Client Profitability over time: Client Performance vs Client Profitability reports in Link Reporting
What is the difference between a Client Performance report and a Client Profitability report? Good question. The Client Performance report is a Work In Progress type report that shows the value of effort that goes into a client or client group vs the invoiced value you generate over a 12 month period. This is why the invoiced values appear negative. This report is used for people who price their services on a retainer basis for calculating what a retainer value should be. The transaction dates used for this report are the individual timesheet, invoice and write/on/off dates. This is very different to the Client Profitability report. The Client Profitability report shows the profit on completed jobs for a specific period. Only completed jobs show on this report as profit is only profit once timesheets, costs and invoices are completed for a job. The report uses the job completed date to determine what appears in this report, not the individual timesheet, disbursement, invoice and write-on/off dates. This means each job is a complete picture of how that job performed. This report is used to determine how valuable a specific client or client group is to your business. A 12 month Client Performance report is unlikely to match a 12 Month Client Profitability report because:
- Timing differences between timesheets, disbursements, invoices, write ons/offs and job completion dates.
- Client Performance includes open jobs or jobs in progress, Client Profitability does not.
- Each month's opening WIP balance and the end of period WIP balance does not appear in the Client Profitability report.
A 12 month Client Profitability report for a specific client or client group is unlikely to match what you see in Xero because:
- Time costs are based on per-hour cost rates per staff member, not wages and salaries.
- Open jobs may have invoices that will appear in Xero but never in the Client Profitability report (because it's not profit yet).

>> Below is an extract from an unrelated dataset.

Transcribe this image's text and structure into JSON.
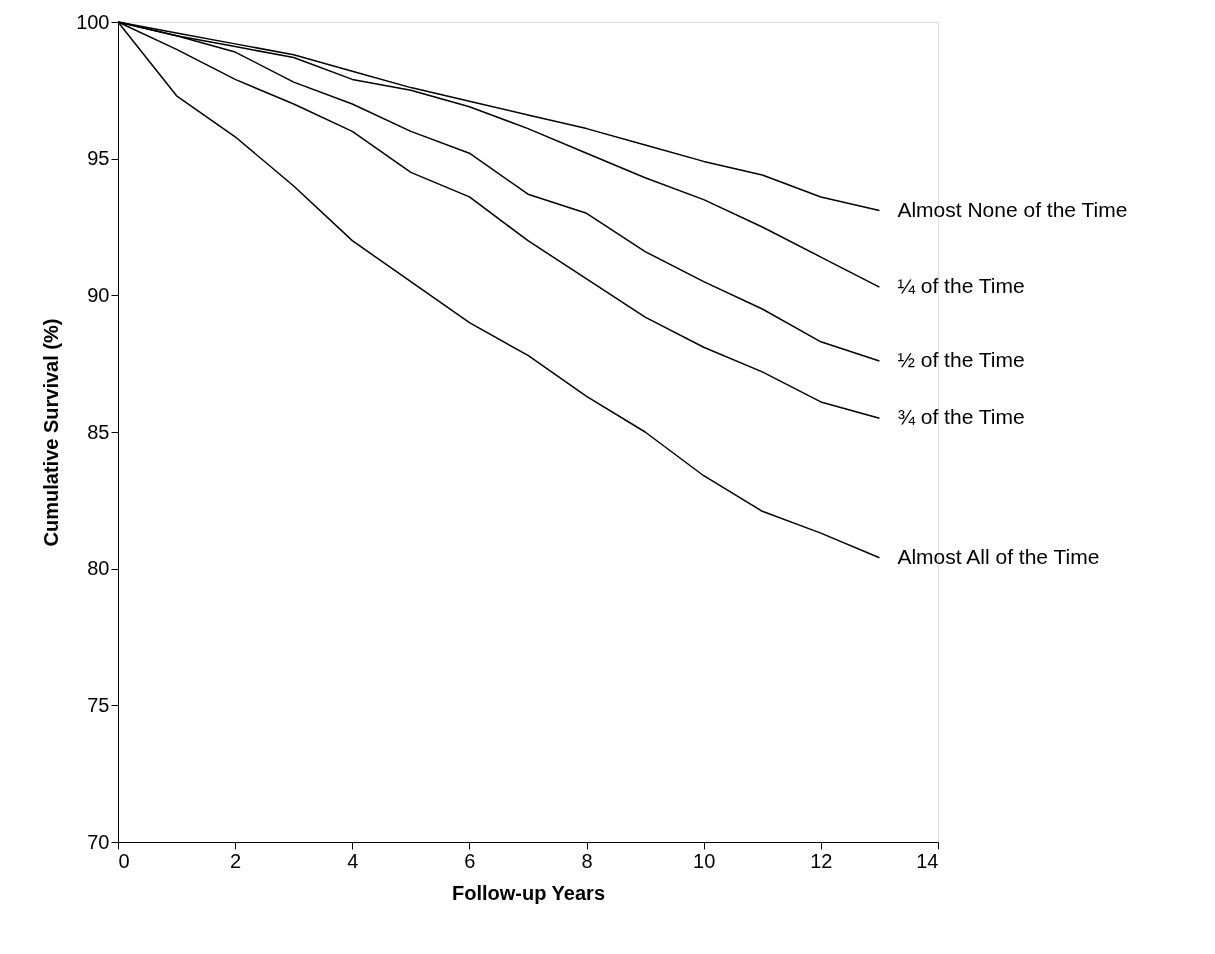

- Timing differences between job completion date (the criteria for this report) and invoice date (the criteria used in Xero)
The Client Performance report is the best basis for a 'Client Profitability over time' type report however it does not include the time cost or direct cost of disbursements incurred on jobs for that client. Although 'Client Profitability over time' looks pretty and looks like a P&L over time - ask yourself - why am I running this report? What decisions do I want to make? What benefit do I gain from monthly invoiced value vs cost?

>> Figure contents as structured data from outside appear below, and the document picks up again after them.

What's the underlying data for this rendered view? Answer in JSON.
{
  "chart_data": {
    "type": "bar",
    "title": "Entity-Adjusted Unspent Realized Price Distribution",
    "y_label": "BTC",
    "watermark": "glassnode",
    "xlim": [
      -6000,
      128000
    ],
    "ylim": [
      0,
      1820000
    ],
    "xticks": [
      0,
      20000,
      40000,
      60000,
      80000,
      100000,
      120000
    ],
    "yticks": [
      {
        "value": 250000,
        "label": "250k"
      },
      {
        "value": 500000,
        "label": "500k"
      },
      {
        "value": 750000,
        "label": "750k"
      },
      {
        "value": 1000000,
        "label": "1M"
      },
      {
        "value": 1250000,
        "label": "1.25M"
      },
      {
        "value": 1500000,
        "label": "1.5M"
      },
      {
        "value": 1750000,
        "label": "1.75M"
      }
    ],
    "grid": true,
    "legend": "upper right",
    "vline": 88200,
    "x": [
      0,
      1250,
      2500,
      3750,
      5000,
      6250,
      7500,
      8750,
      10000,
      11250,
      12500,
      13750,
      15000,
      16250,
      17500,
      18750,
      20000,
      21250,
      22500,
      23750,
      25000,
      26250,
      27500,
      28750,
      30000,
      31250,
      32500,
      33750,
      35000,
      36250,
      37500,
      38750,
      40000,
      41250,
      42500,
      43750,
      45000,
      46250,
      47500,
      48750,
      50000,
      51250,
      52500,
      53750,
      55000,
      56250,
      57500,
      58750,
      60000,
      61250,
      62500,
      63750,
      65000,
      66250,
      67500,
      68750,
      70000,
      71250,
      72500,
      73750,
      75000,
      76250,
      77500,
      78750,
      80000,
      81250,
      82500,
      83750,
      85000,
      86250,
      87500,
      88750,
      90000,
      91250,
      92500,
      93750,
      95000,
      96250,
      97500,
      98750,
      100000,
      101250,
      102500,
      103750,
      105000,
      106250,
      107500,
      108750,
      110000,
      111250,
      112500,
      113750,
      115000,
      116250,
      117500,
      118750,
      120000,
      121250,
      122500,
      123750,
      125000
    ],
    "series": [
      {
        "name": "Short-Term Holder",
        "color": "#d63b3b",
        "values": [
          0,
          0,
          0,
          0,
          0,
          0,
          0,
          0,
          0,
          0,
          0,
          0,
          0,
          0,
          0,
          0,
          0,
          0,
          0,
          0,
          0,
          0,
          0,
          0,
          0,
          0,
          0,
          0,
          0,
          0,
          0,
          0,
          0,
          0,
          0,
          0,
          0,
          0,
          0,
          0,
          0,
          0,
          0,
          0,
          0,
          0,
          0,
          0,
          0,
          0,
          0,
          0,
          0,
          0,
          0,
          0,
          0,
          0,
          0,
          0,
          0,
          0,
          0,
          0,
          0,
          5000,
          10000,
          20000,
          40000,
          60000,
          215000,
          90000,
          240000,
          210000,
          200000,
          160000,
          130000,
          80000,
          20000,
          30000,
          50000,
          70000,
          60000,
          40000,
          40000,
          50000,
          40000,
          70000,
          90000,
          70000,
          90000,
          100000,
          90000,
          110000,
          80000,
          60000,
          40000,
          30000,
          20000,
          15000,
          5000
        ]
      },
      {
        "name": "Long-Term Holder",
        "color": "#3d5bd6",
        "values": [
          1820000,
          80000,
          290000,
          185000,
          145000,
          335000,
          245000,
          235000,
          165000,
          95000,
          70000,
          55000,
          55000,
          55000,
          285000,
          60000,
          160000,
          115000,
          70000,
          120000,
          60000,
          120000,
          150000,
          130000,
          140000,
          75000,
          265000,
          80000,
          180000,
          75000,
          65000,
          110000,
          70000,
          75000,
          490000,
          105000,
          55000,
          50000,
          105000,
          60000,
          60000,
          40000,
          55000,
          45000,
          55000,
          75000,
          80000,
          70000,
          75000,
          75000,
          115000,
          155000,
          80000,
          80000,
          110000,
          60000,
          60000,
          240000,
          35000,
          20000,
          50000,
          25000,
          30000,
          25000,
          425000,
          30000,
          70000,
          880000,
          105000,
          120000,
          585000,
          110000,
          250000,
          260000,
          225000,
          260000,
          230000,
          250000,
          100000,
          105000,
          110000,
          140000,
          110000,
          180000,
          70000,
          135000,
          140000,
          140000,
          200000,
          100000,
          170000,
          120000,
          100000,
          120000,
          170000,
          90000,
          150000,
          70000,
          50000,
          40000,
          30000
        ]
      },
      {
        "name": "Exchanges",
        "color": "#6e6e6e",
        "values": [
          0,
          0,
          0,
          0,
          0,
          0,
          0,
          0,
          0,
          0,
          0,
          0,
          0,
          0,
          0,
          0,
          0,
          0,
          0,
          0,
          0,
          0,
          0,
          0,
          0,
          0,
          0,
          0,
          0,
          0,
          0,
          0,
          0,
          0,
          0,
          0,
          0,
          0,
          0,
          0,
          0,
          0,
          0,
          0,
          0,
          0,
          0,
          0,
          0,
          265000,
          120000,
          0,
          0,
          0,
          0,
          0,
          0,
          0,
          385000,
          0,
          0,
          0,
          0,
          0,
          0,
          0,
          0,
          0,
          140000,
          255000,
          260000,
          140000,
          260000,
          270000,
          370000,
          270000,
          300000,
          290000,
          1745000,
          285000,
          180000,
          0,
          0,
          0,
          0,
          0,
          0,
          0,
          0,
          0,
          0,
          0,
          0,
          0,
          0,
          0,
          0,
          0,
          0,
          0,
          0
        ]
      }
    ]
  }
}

What you are likely to see is wide variability in the profitability shown in each month. This is due to the timing difference between the timesheet date, the disbursement date and the invoiced date. Not due to the performance of your sales or delivery teams, the quality of the work, the busyness of the month or how you've priced your services. Client Profitability over time also does not display the un-invoiced value of time and effort carried forward each month so distorts what profitability is for a particular client in a particular month.